Manhattan Beach's Growth During The Depression
During the great depression, financial problems were not the only trouble the Manhattan Beach community faced. The gravity of the Depression was dramatized more by such events as the suicide of Charles Avey, who was the agent for the Manhattan Beach Development Company and one of the city's leading citizens. The fortune of the development company had begun to decline even before the stock market crash. His suicide was attributed to financial difficulties and domestic troubles. Avey's death may have been one of the earliest Depression-related suicides in the city but it was by no means the only one. Means of self-destruction ranged from ant poison to jumping off the pier.
While the Depression was being felt in many different ways throughout the city, road construction was probably least affected by the Depression.

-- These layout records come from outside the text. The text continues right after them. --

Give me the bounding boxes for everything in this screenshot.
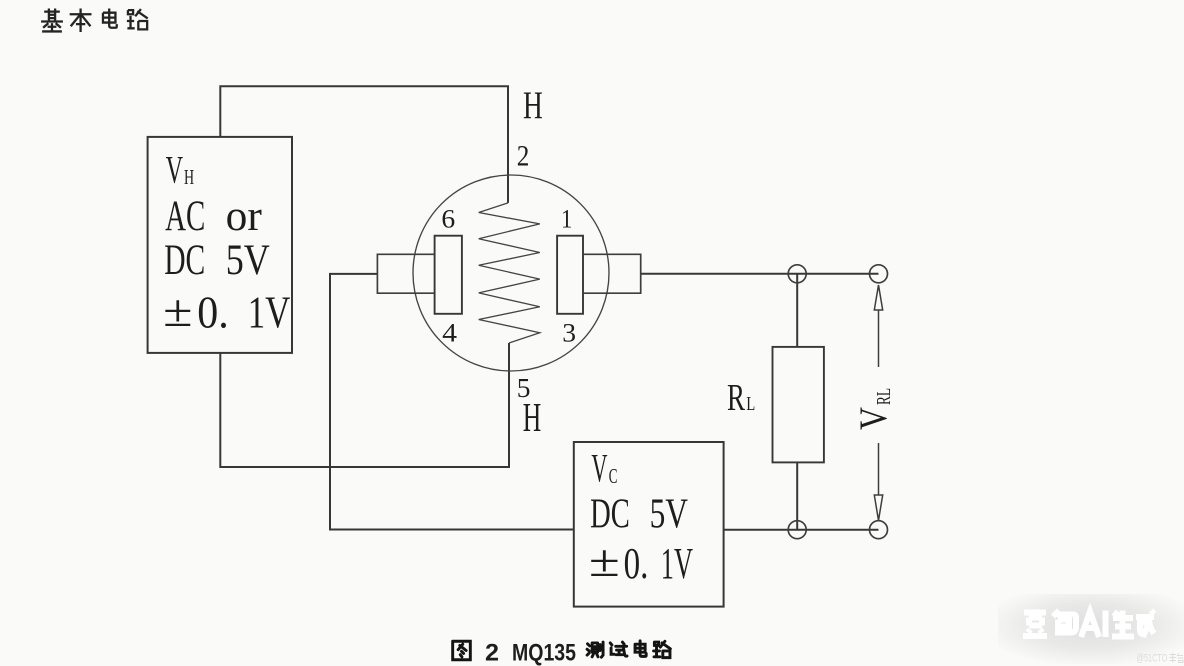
svg-text:RL: RL	[873, 388, 895, 405]
electrode plate right (pins 1/3)	[557, 236, 583, 314]
svg-text:0.: 0.	[624, 539, 649, 588]
VRL measurement arrow up	[874, 285, 882, 367]
svg-text:1V: 1V	[248, 288, 291, 338]
电	[103, 9, 117, 28]
title 基本电路 (hand-drawn CJK strokes)	[41, 9, 148, 32]
node: top right terminal	[870, 265, 888, 283]
watermark @51CTO博客	[1137, 653, 1184, 665]
svg-text:5V: 5V	[226, 237, 270, 284]
right lead tab	[583, 254, 641, 293]
VRL measurement arrow down	[874, 443, 882, 521]
基	[41, 9, 63, 32]
heater zigzag inside sensor	[479, 203, 540, 343]
svg-text:1: 1	[561, 204, 572, 233]
wire: top node to RL top	[796, 274, 798, 347]
本	[70, 9, 92, 32]
electrode plate left (pins 6/4)	[435, 236, 462, 314]
wire: RL bottom to bottom node	[796, 462, 798, 529]
wire: sensor left tab to VC box left	[330, 274, 574, 530]
svg-text:4: 4	[442, 318, 457, 347]
left lead tab	[377, 254, 434, 293]
svg-text:6: 6	[441, 204, 455, 233]
watermark 豆包AI生成 (white on gray glow)	[998, 594, 1184, 664]
wires and components	[220, 86, 878, 530]
resistor RL body	[773, 347, 824, 463]
svg-text:3: 3	[562, 318, 576, 347]
试 glyph	[610, 642, 627, 656]
svg-text:H: H	[184, 165, 194, 189]
svg-text:1V: 1V	[661, 539, 693, 588]
wire: VH bottom to pin5 (bottom heater return)	[220, 343, 509, 467]
豆	[1023, 613, 1047, 637]
svg-text:0.: 0.	[197, 288, 229, 338]
图 glyph	[453, 641, 471, 659]
VH source box	[148, 137, 292, 353]
sensor MQ135 envelope circle	[413, 175, 609, 371]
I	[1103, 611, 1109, 638]
包	[1053, 611, 1076, 633]
wire: top heater wire VH top to pin2	[220, 86, 508, 203]
svg-text:2: 2	[517, 140, 530, 173]
caption 图 2 MQ135 测试电路	[453, 640, 671, 666]
label VRL (rotated)	[852, 388, 895, 430]
svg-text:L: L	[746, 393, 755, 415]
svg-text:5V: 5V	[650, 492, 688, 538]
路	[127, 9, 148, 29]
svg-text:V: V	[591, 446, 607, 491]
svg-text:V: V	[166, 149, 183, 192]
svg-text:2: 2	[485, 640, 499, 666]
wire: VC right to bottom nodes	[724, 529, 879, 531]
VC source box	[574, 442, 724, 607]
svg-text:AC: AC	[165, 193, 205, 240]
node: bottom right terminal	[870, 521, 888, 539]
svg-text:DC: DC	[590, 492, 630, 538]
svg-text:R: R	[727, 377, 745, 419]
svg-text:H: H	[523, 84, 543, 127]
成	[1136, 611, 1154, 638]
svg-text:MQ135: MQ135	[512, 640, 576, 666]
A	[1081, 612, 1099, 638]
svg-text:±: ±	[589, 535, 620, 586]
node: top left terminal	[788, 265, 806, 283]
路 glyph	[654, 641, 671, 657]
wire: sensor right tab to top nodes	[641, 273, 879, 275]
node: bottom left terminal	[788, 521, 806, 539]
电 glyph	[635, 641, 646, 657]
svg-text:or: or	[226, 193, 262, 240]
svg-text:H: H	[523, 394, 542, 440]
svg-text:±: ±	[163, 285, 192, 336]
svg-text:DC: DC	[164, 237, 205, 284]
svg-text:C: C	[609, 464, 618, 488]
生	[1112, 611, 1134, 637]
svg-text:V: V	[852, 407, 895, 430]
测 glyph	[587, 642, 603, 657]
svg-text:@51CTO: @51CTO	[1137, 653, 1168, 665]
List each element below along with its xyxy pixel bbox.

The American people's love affair with the automobile in the 1920's had stirred a broad-based demand both nationally and at the state level for better roads.
The largest project in Manhattan Beach at this time was the paving of Sepulveda Boulevard, formerly rough, eucalyptus-lined Camino Real. In 1930, work moved rapidly on the sub-grading. Three steam shovels began cutting through the hill at the intersection of Sepulveda and the Santa Fe Railroad tracks. Bulldozers moved huge quantities of dirt to raise the level of the grade separation at the tracks. Prior to the grade separation the road went across the railroad tracks.
Cement piers which supported the bridge over the tracks near Valley Drive and Sepulveda, were built by the State of California. On October 29th, bids for the remaining work were opened by the City and awarded to a local-construction company the "Kuhn Brothers." The company had secured the contract for the construction of the bridge, which called for approximately 1,200 yards of cement.
Not everyone saw the roadwork as progress; there were several lawsuits against the city. One such suit was filed in April 1930, by Ora and Lena Schreider, seeking $1,500 for alleged 'damages to their property caused by the grading of Sepulveda that left their land 14 feet BELOW the street.
It would not be until April 1931 that work was finished and the strip of road was open for travel. On October 20, 1932, the City Council adopted Ordinance 389, making the stretch of road from Rosecrans Avenue to our southerly boundary officially named "Sepulveda Boulevard."
The big snag was getting the highway through El Segundo. At first the residents resisted, but with a 26 to 10 vote in a special election contingent upon county money, the idea was approved. Work began in November of 1933 by a crew of men employed by J.L. McLain, who had been awarded the paving contract. With the completion of the highway through EI Segundo on May 11, 1934, one could drive North without detouring at Rosecrans Avenue.
With Sepulveda cut through, Manhattan Beach was now on the main North-South traffic artery system. There had been an effort in 1932, of making the City of Manhattan Beach the western-end of Interstate 60, which stretched sea to sea from Virginia Beach, Virginia to Southern California, however, the project never happened.
As residents were seeing changes in the ability to move throughout the area, they were also seeing changes in governmental relief, recovery and reform, the "Three Rs" implement by the new president, Franklin D. Roosevelt. Initially, the most important of these for Manhattan Beach and virtually every other community in America was relief. At the beginning direct cash relief and distribution of surplus food took precedence, however, later the emphasis was switched to work relief.
Ultimately, going through such a major construction during the Depression was incredibly taxing on Manhattan Beach and its residents, but it ultimately proved to be a vital component to the development and growth of the city.